I have just spent the last two hours on the train home from London trying not to cause an argument over a number of small children that got on the train with their two women who I’m guessing were their mothers.

I got on the train, put my bag and coat in the locker overhead, and two old ladies sat down alongside in the group of six seats I was in. Just before the train left the station, two women got on the train with a number of small children. The women instructed each child to sit in the various spare single seats around the carriage, and then sat down together away from the children.

For the entire rest of the journey the children ran riot. Neither of the mothers could tear themselves away from their conversation (no doubt fully aware of the increasingly annoyed attitude of the entire rest of the train carriage).

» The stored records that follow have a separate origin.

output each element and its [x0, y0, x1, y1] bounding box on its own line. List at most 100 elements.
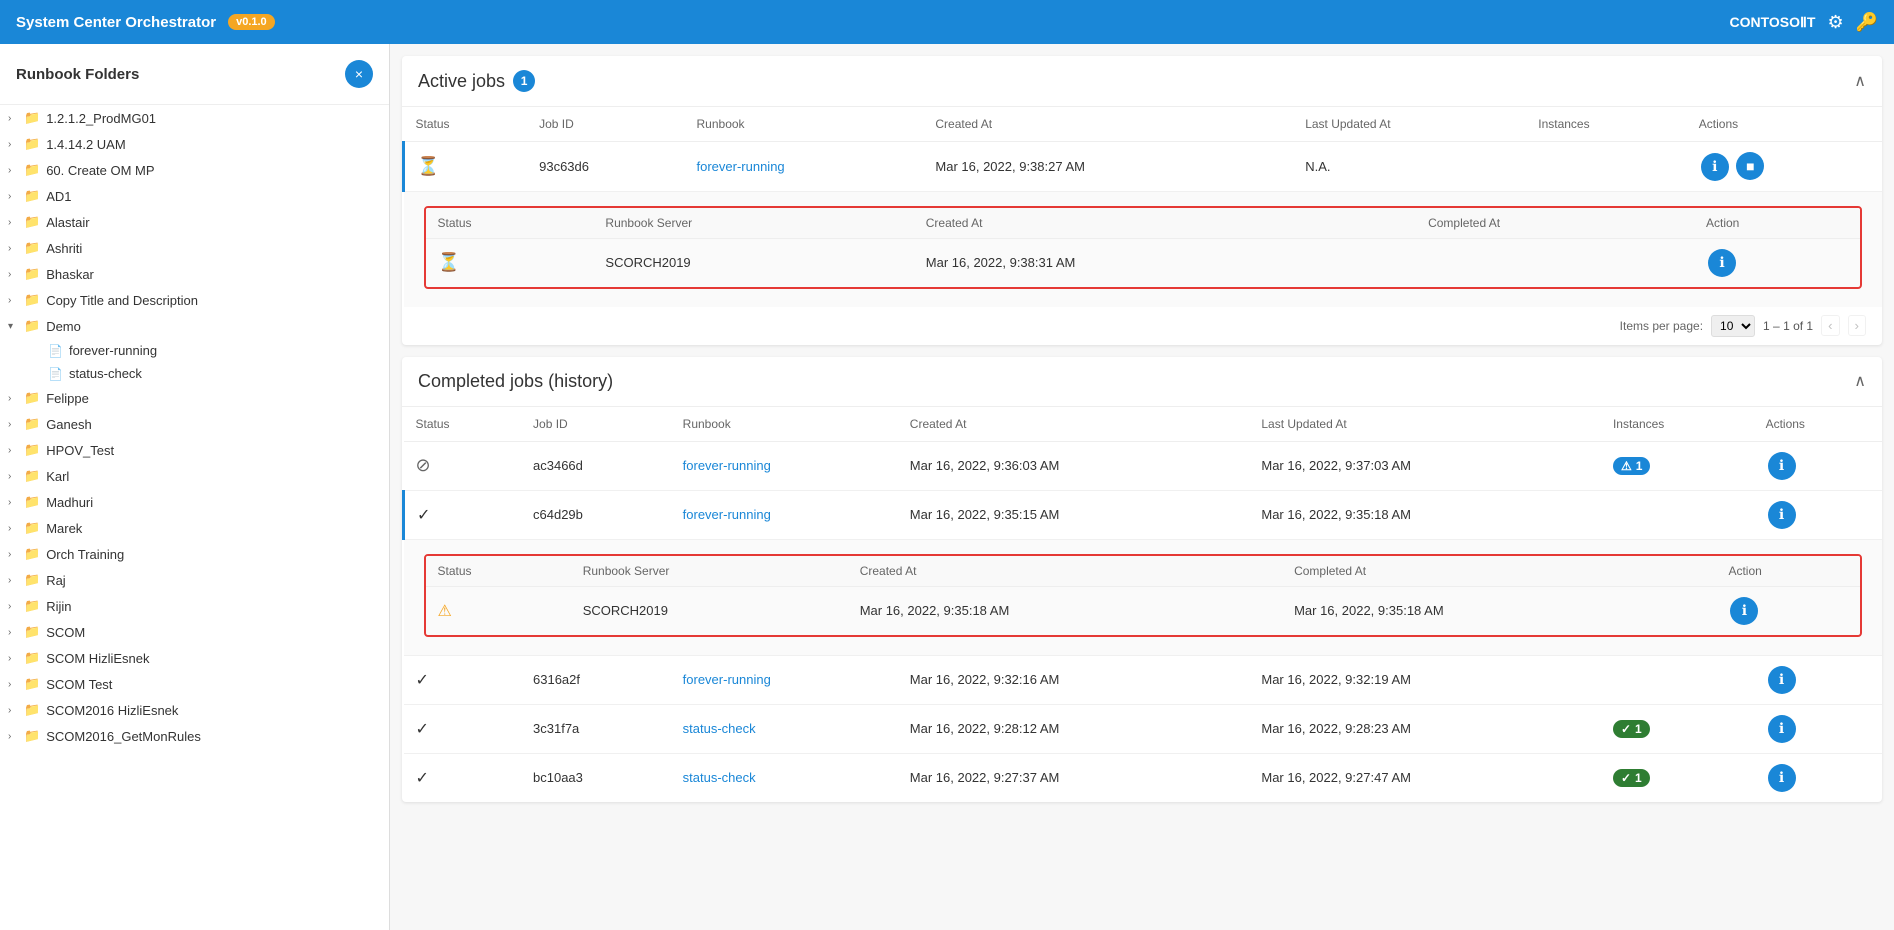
- sidebar-item-scom2016-hizli[interactable]: ›📁SCOM2016 HizliEsnek: [0, 697, 389, 723]
- active-jobs-collapse-button[interactable]: ∧: [1854, 71, 1866, 91]
- info-button[interactable]: ℹ: [1768, 715, 1796, 743]
- sidebar-item-ashriti[interactable]: ›📁Ashriti: [0, 235, 389, 261]
- info-button[interactable]: ℹ: [1730, 597, 1758, 625]
- close-sidebar-button[interactable]: ×: [345, 60, 373, 88]
- sidebar-folder-header-alastair[interactable]: ›📁Alastair: [0, 209, 389, 235]
- settings-icon[interactable]: ⚙: [1827, 12, 1843, 33]
- sidebar-item-1414[interactable]: ›📁1.4.14.2 UAM: [0, 131, 389, 157]
- runbook-link[interactable]: status-check: [683, 721, 756, 736]
- sidebar-item-status-check[interactable]: 📄status-check: [24, 362, 389, 385]
- sidebar-folder-header-scom2016-hizli[interactable]: ›📁SCOM2016 HizliEsnek: [0, 697, 389, 723]
- main-layout: Runbook Folders × ›📁1.2.1.2_ProdMG01›📁1.…: [0, 44, 1894, 930]
- sidebar-item-madhuri[interactable]: ›📁Madhuri: [0, 489, 389, 515]
- items-per-page-select[interactable]: 10 25 50: [1711, 315, 1755, 337]
- sidebar-folder-header-ad1[interactable]: ›📁AD1: [0, 183, 389, 209]
- chevron-right-icon: ›: [8, 497, 24, 508]
- sidebar-item-felippe[interactable]: ›📁Felippe: [0, 385, 389, 411]
- sidebar-folder-header-madhuri[interactable]: ›📁Madhuri: [0, 489, 389, 515]
- info-button[interactable]: ℹ: [1768, 501, 1796, 529]
- sidebar-folder-header-marek[interactable]: ›📁Marek: [0, 515, 389, 541]
- created-at-cell: Mar 16, 2022, 9:36:03 AM: [898, 441, 1250, 490]
- sidebar-item-ad1[interactable]: ›📁AD1: [0, 183, 389, 209]
- sub-created-cell: Mar 16, 2022, 9:38:31 AM: [914, 238, 1416, 287]
- col-actions: Actions: [1754, 407, 1882, 442]
- sidebar-item-60[interactable]: ›📁60. Create OM MP: [0, 157, 389, 183]
- sidebar-item-scom2016-get[interactable]: ›📁SCOM2016_GetMonRules: [0, 723, 389, 749]
- info-button[interactable]: ℹ: [1768, 666, 1796, 694]
- last-updated-cell: Mar 16, 2022, 9:37:03 AM: [1249, 441, 1601, 490]
- sidebar-folder-header-1212[interactable]: ›📁1.2.1.2_ProdMG01: [0, 105, 389, 131]
- active-jobs-count: 1: [513, 70, 535, 92]
- runbook-cell: forever-running: [671, 490, 898, 539]
- sidebar-item-karl[interactable]: ›📁Karl: [0, 463, 389, 489]
- sidebar-item-copy-title[interactable]: ›📁Copy Title and Description: [0, 287, 389, 313]
- folder-icon: 📁: [24, 292, 40, 308]
- folder-icon: 📁: [24, 598, 40, 614]
- info-button[interactable]: ℹ: [1708, 249, 1736, 277]
- sidebar-item-rijin[interactable]: ›📁Rijin: [0, 593, 389, 619]
- sub-col-status: Status: [426, 556, 571, 587]
- runbook-cell: forever-running: [685, 142, 924, 192]
- sidebar-item-ganesh[interactable]: ›📁Ganesh: [0, 411, 389, 437]
- user-icon[interactable]: 🔑: [1856, 12, 1878, 33]
- sidebar-item-raj[interactable]: ›📁Raj: [0, 567, 389, 593]
- runbook-link[interactable]: forever-running: [683, 672, 771, 687]
- folder-icon: 📁: [24, 214, 40, 230]
- sidebar-item-demo[interactable]: ▾📁Demo📄forever-running📄status-check: [0, 313, 389, 385]
- info-button[interactable]: ℹ: [1768, 764, 1796, 792]
- sidebar-folder-header-hpov[interactable]: ›📁HPOV_Test: [0, 437, 389, 463]
- sidebar-item-marek[interactable]: ›📁Marek: [0, 515, 389, 541]
- prev-page-button[interactable]: ‹: [1821, 315, 1839, 336]
- sidebar-item-alastair[interactable]: ›📁Alastair: [0, 209, 389, 235]
- sidebar-folder-header-orch-training[interactable]: ›📁Orch Training: [0, 541, 389, 567]
- sidebar-folder-header-rijin[interactable]: ›📁Rijin: [0, 593, 389, 619]
- folder-label: SCOM: [46, 625, 85, 640]
- job-id-cell: 93c63d6: [527, 142, 684, 192]
- sidebar-item-bhaskar[interactable]: ›📁Bhaskar: [0, 261, 389, 287]
- actions-cell: ℹ: [1754, 490, 1882, 539]
- sidebar-folder-header-copy-title[interactable]: ›📁Copy Title and Description: [0, 287, 389, 313]
- sidebar-item-hpov[interactable]: ›📁HPOV_Test: [0, 437, 389, 463]
- sidebar-folder-header-bhaskar[interactable]: ›📁Bhaskar: [0, 261, 389, 287]
- sidebar-item-orch-training[interactable]: ›📁Orch Training: [0, 541, 389, 567]
- sidebar-folder-header-ganesh[interactable]: ›📁Ganesh: [0, 411, 389, 437]
- stop-button[interactable]: ■: [1736, 152, 1764, 180]
- sidebar-folder-header-scom-hizli[interactable]: ›📁SCOM HizliEsnek: [0, 645, 389, 671]
- sidebar-folder-header-1414[interactable]: ›📁1.4.14.2 UAM: [0, 131, 389, 157]
- sidebar-folder-demo[interactable]: ▾📁Demo: [0, 313, 389, 339]
- table-row: ✓ 6316a2f forever-running Mar 16, 2022, …: [404, 655, 1883, 704]
- sidebar-folder-header-60[interactable]: ›📁60. Create OM MP: [0, 157, 389, 183]
- check-mark: ✓: [1621, 722, 1631, 736]
- sidebar-folder-header-karl[interactable]: ›📁Karl: [0, 463, 389, 489]
- sidebar-folder-header-scom2016-get[interactable]: ›📁SCOM2016_GetMonRules: [0, 723, 389, 749]
- sub-created-cell: Mar 16, 2022, 9:35:18 AM: [848, 586, 1282, 635]
- hourglass-icon: ⏳: [417, 156, 439, 176]
- info-button[interactable]: ℹ: [1701, 153, 1729, 181]
- sidebar-item-scom[interactable]: ›📁SCOM: [0, 619, 389, 645]
- check-icon: ✓: [416, 770, 429, 787]
- sidebar-item-forever-running[interactable]: 📄forever-running: [24, 339, 389, 362]
- runbook-link[interactable]: status-check: [683, 770, 756, 785]
- next-page-button[interactable]: ›: [1848, 315, 1866, 336]
- sidebar-item-scom-hizli[interactable]: ›📁SCOM HizliEsnek: [0, 645, 389, 671]
- chevron-right-icon: ›: [8, 679, 24, 690]
- folder-label: HPOV_Test: [46, 443, 114, 458]
- sidebar-folder-header-scom[interactable]: ›📁SCOM: [0, 619, 389, 645]
- runbook-link[interactable]: forever-running: [683, 458, 771, 473]
- chevron-right-icon: ›: [8, 731, 24, 742]
- actions-cell: ℹ: [1754, 704, 1882, 753]
- active-jobs-title-row: Active jobs 1: [418, 70, 535, 92]
- sidebar-folder-header-ashriti[interactable]: ›📁Ashriti: [0, 235, 389, 261]
- runbook-link[interactable]: forever-running: [683, 507, 771, 522]
- sidebar-folder-header-scom-test[interactable]: ›📁SCOM Test: [0, 671, 389, 697]
- status-cell: ✓: [404, 655, 522, 704]
- completed-jobs-collapse-button[interactable]: ∧: [1854, 371, 1866, 391]
- sidebar-folder-header-raj[interactable]: ›📁Raj: [0, 567, 389, 593]
- table-row: ✓ 3c31f7a status-check Mar 16, 2022, 9:2…: [404, 704, 1883, 753]
- runbook-link[interactable]: forever-running: [697, 159, 785, 174]
- sidebar-item-scom-test[interactable]: ›📁SCOM Test: [0, 671, 389, 697]
- sidebar-folder-header-felippe[interactable]: ›📁Felippe: [0, 385, 389, 411]
- sub-server-cell: SCORCH2019: [571, 586, 848, 635]
- info-button[interactable]: ℹ: [1768, 452, 1796, 480]
- sidebar-item-1212[interactable]: ›📁1.2.1.2_ProdMG01: [0, 105, 389, 131]
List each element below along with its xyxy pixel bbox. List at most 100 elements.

I had been wanting to write an email to a very good friend to cheer her up a bit, but ended up curtailing it pretty rapidly due to McDonalds happy meals being stacked all over the place.

Quite predictably, the bags, wrappers, drink cups, straws and tissues were strewn across the carriage in no time - and neither the children or the parents lifted a finger to clean them up.

The two women were perfect stereo-types of stay-at-home mum’s you find in this part of the world. They have perfectly manicured hair and skin. They have a physique that screams “gym”, and each of their children could be a walking advert for Gap, Billabong, or Quicksilver. No doubt there is a father somewhere in London that earns the money that allows this to perpetuate.

I really wonder how “anti-elitist” I can become. Don’t get me wrong - I know lots of people who are affluent - and they are on the whole very nice. It’s just those people who are unthinking that wind me up.

I spend a good proportion of my energies in relationships trying to keep the peace - helping, cheering up, and attempting to make sure I don’t do too much harm… and then of course I cross paths with people like those today, and quietly withdraw within myself for fear of exploding.